On p-competition graphs of loopless Hamiltonian digraphs without symmetric arcs and graph operations

Abstract

For a digraph $D$, the $p$-competition graph $C_{p}(D)$ of $D$ is the graph satisfying the following: $V(C_{p}(D))=V(D)$, for $x,y \in V(C_{p}(D))$, $xy \in E(C_{p}(D))$ if and only if there exist distinct $p$ vertices $v_{1},$ $v_{2},$ $...,$ $v_{p}$ $\in$ $V(D)$ such that $x \rightarrow v_{i}$, $y \rightarrow v_{i}$ $\in$ $A(D)$ for each $i=1,2,$ $...,$ $p$. We show the $H_1 \cup H_2$ is a $p$-competition graph of a loopless digraph without symmetric arcs for $p \geq 2$, where $H_1$ and $H_2$ are $p$-competition graphs of loopless digraphs without symmetric arcs and $V(H_1) \cap V(H_2)$ $=$ $\{ \alpha \}$. For $p$-competition graphs of loopless Hamiltonian digraphs without symmetric arcs, we obtain similar results.
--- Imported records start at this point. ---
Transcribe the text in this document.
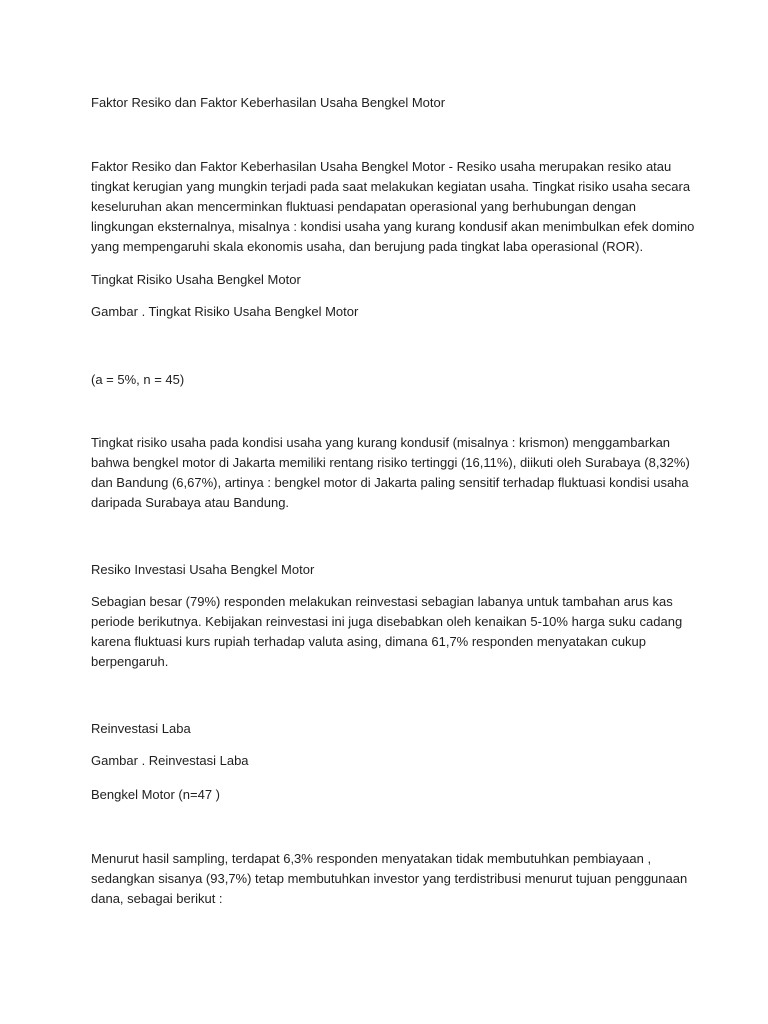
Faktor Resiko dan Faktor Keberhasilan Usaha Bengkel Motor

Faktor Resiko dan Faktor Keberhasilan Usaha Bengkel Motor - Resiko usaha merupakan resiko atau
tingkat kerugian yang mungkin terjadi pada saat melakukan kegiatan usaha. Tingkat risiko usaha secara
keseluruhan akan mencerminkan fluktuasi pendapatan operasional yang berhubungan dengan
lingkungan eksternalnya, misalnya : kondisi usaha yang kurang kondusif akan menimbulkan efek domino
yang mempengaruhi skala ekonomis usaha, dan berujung pada tingkat laba operasional (ROR).

Tingkat Risiko Usaha Bengkel Motor

Gambar . Tingkat Risiko Usaha Bengkel Motor

(a = 5%, n = 45)

Tingkat risiko usaha pada kondisi usaha yang kurang kondusif (misalnya : krismon) menggambarkan
bahwa bengkel motor di Jakarta memiliki rentang risiko tertinggi (16,11%), diikuti oleh Surabaya (8,32%)
dan Bandung (6,67%), artinya : bengkel motor di Jakarta paling sensitif terhadap fluktuasi kondisi usaha
daripada Surabaya atau Bandung.

Resiko Investasi Usaha Bengkel Motor

Sebagian besar (79%) responden melakukan reinvestasi sebagian labanya untuk tambahan arus kas
periode berikutnya. Kebijakan reinvestasi ini juga disebabkan oleh kenaikan 5-10% harga suku cadang
karena fluktuasi kurs rupiah terhadap valuta asing, dimana 61,7% responden menyatakan cukup
berpengaruh.

Reinvestasi Laba

Gambar . Reinvestasi Laba

Bengkel Motor (n=47 )

Menurut hasil sampling, terdapat 6,3% responden menyatakan tidak membutuhkan pembiayaan ,
sedangkan sisanya (93,7%) tetap membutuhkan investor yang terdistribusi menurut tujuan penggunaan
dana, sebagai berikut :
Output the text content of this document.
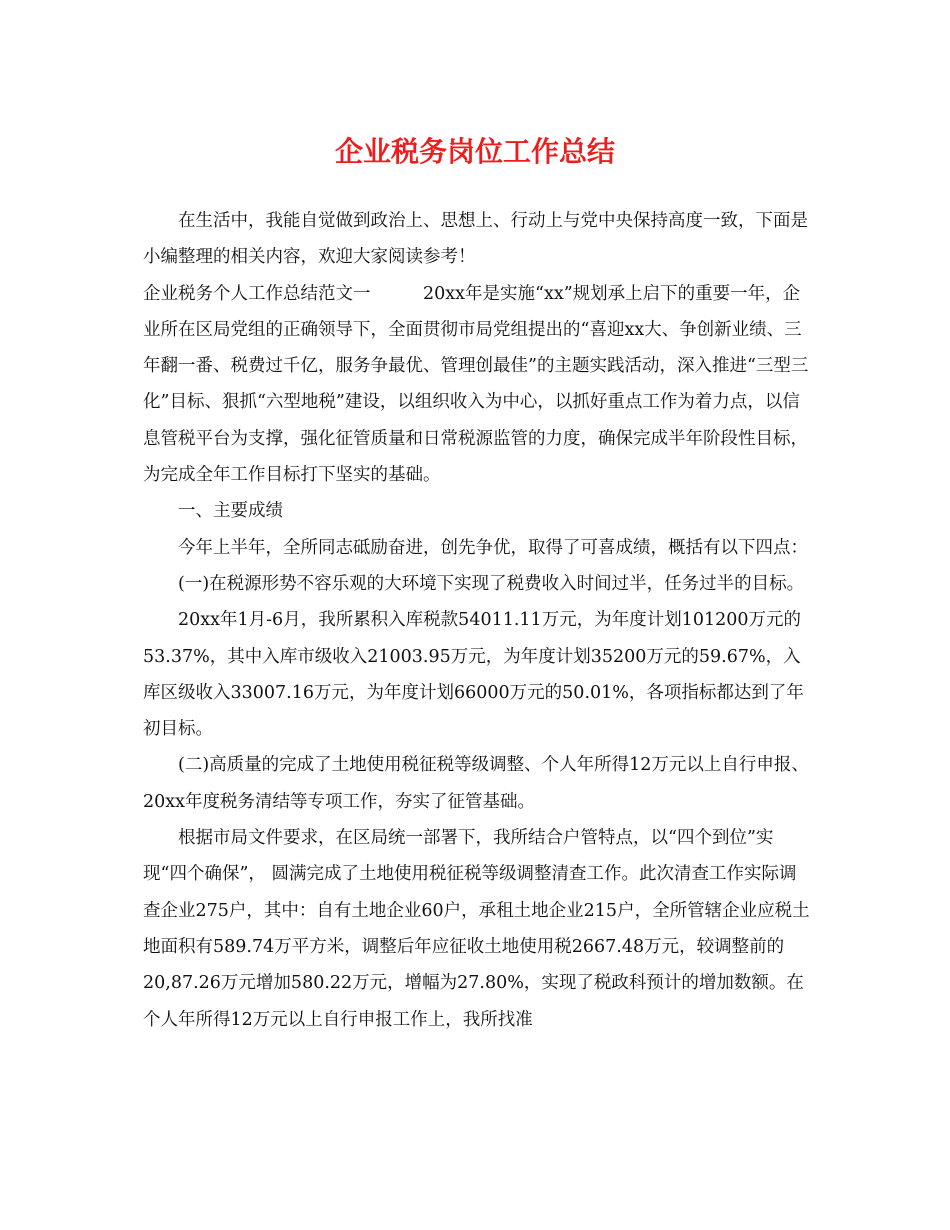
企业税务岗位工作总结

在生活中，我能自觉做到政治上、思想上、行动上与党中央保持高度一致，下面是小编整理的相关内容，欢迎大家阅读参考！

企业税务个人工作总结范文一　　　20xx年是实施“xx”规划承上启下的重要一年，企业所在区局党组的正确领导下，全面贯彻市局党组提出的“喜迎xx大、争创新业绩、三年翻一番、税费过千亿，服务争最优、管理创最佳”的主题实践活动，深入推进“三型三化”目标、狠抓“六型地税”建设，以组织收入为中心，以抓好重点工作为着力点，以信息管税平台为支撑，强化征管质量和日常税源监管的力度，确保完成半年阶段性目标，为完成全年工作目标打下坚实的基础。

一、主要成绩

今年上半年，全所同志砥励奋进，创先争优，取得了可喜成绩，概括有以下四点：

(一)在税源形势不容乐观的大环境下实现了税费收入时间过半，任务过半的目标。

20xx年1月-6月，我所累积入库税款54011.11万元，为年度计划101200万元的53.37%，其中入库市级收入21003.95万元，为年度计划35200万元的59.67%，入库区级收入33007.16万元，为年度计划66000万元的50.01%，各项指标都达到了年初目标。

(二)高质量的完成了土地使用税征税等级调整、个人年所得12万元以上自行申报、20xx年度税务清结等专项工作，夯实了征管基础。

根据市局文件要求，在区局统一部署下，我所结合户管特点，以“四个到位”实现“四个确保”， 圆满完成了土地使用税征税等级调整清查工作。此次清查工作实际调查企业275户，其中：自有土地企业60户，承租土地企业215户，全所管辖企业应税土地面积有589.74万平方米，调整后年应征收土地使用税2667.48万元，较调整前的20,87.26万元增加580.22万元，增幅为27.80%，实现了税政科预计的增加数额。在个人年所得12万元以上自行申报工作上，我所找准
And we show that a star $K_{1,n}$ is a $p$-competition graph of a loopless Hamiltonian digraph without symmetric arcs if $n \geq 2p+3$ and $p \geq 3$. Based on these results, we obtain conditions such that spiders, caterpillars and cacti are $p$-competition graphs of loopless digraphs without symmetric arcs. We also obtain conditions such that these graphs are $p$-competition graphs of loopless Hamiltonian digraphs without symmetric arcs.